Rhodes氏は、Rackspaceが直面している課題はそれほど特殊なものではないとも主張した。
「すべての業界で株式を非公開化する企業が増加している。その根底にはクラウドコンピューティングという現象と、あらゆる企業(それがどのような業界に属していても)の能力が競争の激化と参入障壁の低下によって混乱させられているという点が共通して存在している。これが株式の非公開化に向けた動きの多くで見られることだ(中略)言わば大規模なAmazon効果だ」(Rhodes氏)
企業のアプリやデータを社内のデータセンターからクラウドに移行するという作業の支援は、長くて複雑なプロセスとなる。Rhodes氏によるとRackspaceは、成長を続ける大きな市場でよい位置につけているという。
「パブリッククラウドに移行する際には、自らのデータセンターと、自らのサーバとストレージ、ネットワーク、それらすべてを機能させるソフトウェアを実際に置き換えることになる。しかし、ITの運用管理まで置き換わるわけではない。誰かが運用に責任を持ち、監視する必要がある。また、誰かが容量計画を立案し、何にコストをかけようとしているのか、そして次に何に投資するべきかを押さえておくとともに、アプリケーションアーキテクチャやセキュリティを理解しておく必要もある」(Rhodes氏)
Rhodes氏は「Rackspaceが自社のパブリッククラウド事業を構築した際に獲得したスキルは、顧客システムのクラウドへの移行を支援するうえで極めて適切なものだ」と述べた。また同氏は、「アーリーアダプターによる採用は一段落し、メインストリームでの採用が始まっている」と述べ、メインストリームの企業はより多くのサポートやサービスを購入したいと考える傾向があると続けた。

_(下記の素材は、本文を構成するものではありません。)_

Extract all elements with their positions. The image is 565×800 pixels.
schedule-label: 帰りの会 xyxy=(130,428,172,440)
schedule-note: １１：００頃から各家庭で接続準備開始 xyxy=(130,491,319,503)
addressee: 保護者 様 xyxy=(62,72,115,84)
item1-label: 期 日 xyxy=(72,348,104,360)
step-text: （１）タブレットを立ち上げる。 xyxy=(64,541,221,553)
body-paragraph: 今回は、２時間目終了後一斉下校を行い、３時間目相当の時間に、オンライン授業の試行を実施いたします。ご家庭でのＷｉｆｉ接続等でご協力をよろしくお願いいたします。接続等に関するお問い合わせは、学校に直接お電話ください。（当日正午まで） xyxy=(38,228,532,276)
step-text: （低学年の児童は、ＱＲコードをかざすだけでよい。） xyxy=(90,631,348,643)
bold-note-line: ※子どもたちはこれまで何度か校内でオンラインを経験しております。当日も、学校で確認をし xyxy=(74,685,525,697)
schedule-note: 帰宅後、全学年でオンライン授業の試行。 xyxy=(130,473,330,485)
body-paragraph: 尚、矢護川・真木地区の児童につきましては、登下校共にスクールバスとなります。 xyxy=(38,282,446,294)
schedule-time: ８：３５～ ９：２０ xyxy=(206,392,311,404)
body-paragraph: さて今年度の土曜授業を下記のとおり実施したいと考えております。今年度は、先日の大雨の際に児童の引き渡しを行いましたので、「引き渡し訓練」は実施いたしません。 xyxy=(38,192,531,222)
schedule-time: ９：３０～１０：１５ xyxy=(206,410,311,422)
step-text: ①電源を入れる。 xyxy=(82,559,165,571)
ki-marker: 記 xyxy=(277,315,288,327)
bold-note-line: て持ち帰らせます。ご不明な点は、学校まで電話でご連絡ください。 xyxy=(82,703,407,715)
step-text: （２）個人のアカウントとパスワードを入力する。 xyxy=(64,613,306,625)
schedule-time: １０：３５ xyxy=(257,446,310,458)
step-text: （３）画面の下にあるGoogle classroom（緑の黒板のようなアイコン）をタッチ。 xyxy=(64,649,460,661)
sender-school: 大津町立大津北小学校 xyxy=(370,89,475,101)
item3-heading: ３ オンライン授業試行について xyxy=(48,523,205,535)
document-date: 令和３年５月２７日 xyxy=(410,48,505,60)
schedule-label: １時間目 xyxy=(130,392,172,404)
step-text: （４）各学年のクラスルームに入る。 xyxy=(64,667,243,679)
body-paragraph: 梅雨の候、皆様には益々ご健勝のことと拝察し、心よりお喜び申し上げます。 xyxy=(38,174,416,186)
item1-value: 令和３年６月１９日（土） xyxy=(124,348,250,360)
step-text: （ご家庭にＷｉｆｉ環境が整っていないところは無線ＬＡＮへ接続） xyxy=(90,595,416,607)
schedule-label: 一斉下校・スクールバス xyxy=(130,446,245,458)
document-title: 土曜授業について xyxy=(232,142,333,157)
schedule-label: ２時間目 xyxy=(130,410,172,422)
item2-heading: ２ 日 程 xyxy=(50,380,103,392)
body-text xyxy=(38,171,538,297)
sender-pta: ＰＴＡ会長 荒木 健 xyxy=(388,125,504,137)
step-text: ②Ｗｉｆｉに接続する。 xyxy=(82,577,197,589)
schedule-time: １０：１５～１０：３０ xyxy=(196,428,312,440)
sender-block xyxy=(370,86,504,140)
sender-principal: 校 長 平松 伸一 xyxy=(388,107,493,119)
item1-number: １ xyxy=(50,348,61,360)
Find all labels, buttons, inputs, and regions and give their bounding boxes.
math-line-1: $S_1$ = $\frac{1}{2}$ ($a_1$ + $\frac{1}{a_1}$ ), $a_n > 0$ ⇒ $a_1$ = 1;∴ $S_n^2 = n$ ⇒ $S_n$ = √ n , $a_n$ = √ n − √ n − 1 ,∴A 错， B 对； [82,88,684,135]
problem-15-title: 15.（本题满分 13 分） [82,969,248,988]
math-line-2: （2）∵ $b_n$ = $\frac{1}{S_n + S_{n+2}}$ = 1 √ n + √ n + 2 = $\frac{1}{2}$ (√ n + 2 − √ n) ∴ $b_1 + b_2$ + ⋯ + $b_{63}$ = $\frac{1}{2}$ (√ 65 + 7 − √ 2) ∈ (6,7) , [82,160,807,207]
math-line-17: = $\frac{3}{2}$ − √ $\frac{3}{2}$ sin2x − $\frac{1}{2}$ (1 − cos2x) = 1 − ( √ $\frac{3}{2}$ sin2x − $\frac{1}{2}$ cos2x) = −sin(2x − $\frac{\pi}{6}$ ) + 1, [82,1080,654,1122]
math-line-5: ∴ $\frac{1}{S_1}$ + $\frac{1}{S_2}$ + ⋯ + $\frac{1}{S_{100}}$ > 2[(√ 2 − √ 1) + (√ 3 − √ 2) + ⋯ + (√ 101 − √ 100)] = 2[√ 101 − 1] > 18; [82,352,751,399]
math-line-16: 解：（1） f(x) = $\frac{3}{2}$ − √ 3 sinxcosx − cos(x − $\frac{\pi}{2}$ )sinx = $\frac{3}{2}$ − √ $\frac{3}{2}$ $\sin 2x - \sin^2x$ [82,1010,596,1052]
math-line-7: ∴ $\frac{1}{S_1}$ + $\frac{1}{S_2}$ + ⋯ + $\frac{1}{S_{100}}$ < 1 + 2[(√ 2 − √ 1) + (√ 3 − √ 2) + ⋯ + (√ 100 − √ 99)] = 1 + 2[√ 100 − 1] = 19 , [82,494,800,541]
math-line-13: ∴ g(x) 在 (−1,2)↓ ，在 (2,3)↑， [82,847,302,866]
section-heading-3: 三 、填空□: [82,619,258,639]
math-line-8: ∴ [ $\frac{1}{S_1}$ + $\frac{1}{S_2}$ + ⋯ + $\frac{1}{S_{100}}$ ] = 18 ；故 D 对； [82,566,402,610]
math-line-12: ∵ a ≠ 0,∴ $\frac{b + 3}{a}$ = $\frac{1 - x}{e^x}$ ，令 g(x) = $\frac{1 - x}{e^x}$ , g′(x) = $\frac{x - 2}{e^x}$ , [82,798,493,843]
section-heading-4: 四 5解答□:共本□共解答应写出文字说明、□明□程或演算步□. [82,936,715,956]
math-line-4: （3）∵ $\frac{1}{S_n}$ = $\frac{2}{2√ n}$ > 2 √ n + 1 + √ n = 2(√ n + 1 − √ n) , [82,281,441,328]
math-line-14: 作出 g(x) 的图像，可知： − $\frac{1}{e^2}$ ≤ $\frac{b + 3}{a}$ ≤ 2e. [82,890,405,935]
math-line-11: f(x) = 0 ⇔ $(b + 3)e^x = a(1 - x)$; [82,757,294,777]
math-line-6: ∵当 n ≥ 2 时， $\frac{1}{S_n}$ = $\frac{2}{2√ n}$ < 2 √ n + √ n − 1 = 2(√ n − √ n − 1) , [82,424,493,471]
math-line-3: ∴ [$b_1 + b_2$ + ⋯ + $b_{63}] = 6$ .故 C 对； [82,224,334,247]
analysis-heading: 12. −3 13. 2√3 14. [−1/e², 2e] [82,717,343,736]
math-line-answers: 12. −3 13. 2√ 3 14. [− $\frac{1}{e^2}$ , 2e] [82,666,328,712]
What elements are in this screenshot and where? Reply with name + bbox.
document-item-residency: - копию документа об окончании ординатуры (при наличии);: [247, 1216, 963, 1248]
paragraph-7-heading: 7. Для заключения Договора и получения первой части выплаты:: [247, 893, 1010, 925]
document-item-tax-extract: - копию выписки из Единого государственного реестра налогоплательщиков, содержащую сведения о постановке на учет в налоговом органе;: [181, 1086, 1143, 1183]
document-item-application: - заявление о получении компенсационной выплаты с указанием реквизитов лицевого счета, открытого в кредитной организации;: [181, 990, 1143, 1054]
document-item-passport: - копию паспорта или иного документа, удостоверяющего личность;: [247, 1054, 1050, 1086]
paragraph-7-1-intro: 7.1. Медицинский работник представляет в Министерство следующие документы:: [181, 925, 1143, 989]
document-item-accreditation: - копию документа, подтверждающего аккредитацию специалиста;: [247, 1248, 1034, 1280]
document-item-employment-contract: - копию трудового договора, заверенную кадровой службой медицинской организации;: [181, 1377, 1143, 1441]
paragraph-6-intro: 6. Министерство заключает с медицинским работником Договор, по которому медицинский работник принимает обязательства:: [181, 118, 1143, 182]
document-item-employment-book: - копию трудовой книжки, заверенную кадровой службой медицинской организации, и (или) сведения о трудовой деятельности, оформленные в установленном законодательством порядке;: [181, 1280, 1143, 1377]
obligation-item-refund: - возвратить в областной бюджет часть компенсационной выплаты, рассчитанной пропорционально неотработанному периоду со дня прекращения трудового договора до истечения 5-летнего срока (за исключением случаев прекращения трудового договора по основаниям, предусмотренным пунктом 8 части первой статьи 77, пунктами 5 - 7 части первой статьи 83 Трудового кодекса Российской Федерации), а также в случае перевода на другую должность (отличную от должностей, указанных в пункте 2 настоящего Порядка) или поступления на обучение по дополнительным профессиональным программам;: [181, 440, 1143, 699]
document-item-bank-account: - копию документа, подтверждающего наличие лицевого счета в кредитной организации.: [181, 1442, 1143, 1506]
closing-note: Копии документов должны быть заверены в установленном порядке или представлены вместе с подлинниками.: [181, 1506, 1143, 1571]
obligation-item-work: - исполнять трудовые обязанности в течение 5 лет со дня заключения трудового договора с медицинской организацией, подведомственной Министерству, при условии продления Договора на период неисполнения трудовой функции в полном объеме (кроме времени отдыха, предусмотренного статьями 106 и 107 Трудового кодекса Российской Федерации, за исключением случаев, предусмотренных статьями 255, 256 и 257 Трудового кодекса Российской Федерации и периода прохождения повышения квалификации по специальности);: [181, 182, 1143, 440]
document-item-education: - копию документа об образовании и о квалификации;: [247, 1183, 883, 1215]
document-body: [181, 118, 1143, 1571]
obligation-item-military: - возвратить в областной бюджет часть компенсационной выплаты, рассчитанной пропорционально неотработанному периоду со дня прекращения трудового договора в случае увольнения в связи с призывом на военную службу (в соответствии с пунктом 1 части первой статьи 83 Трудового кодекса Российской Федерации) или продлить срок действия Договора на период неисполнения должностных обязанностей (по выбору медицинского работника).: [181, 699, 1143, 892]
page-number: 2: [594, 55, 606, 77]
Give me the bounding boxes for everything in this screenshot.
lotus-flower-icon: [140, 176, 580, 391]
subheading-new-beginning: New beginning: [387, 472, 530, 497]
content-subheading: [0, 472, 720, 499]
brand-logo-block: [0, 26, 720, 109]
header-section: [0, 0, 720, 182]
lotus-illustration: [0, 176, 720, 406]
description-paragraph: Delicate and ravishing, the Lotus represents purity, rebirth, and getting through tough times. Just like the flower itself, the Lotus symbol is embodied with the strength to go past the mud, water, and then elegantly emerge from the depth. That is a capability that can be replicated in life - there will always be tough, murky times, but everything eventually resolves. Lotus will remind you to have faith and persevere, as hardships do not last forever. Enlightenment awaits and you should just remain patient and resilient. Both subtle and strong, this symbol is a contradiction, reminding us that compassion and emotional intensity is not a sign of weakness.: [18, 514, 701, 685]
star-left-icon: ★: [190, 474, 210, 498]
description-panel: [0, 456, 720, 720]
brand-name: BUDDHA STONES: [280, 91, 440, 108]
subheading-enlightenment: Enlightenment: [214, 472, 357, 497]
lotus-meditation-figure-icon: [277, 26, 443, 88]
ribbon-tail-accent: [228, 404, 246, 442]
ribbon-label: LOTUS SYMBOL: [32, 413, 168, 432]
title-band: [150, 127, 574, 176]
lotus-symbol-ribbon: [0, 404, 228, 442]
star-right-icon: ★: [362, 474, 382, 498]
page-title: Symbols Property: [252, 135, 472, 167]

その理由は、クラウドコンピューティングはより柔軟性をもたらせるうえ、企業のコスト削減すら実現できる可能性がある一方、その動きは極めて速く、複雑なところにある。同氏は、AWSが2016年に94の製品に対して1100件の変更と新機能を実装した点を引き合いに出し、専門外の企業がこういった変更に追随していくのは不可能だと指摘した。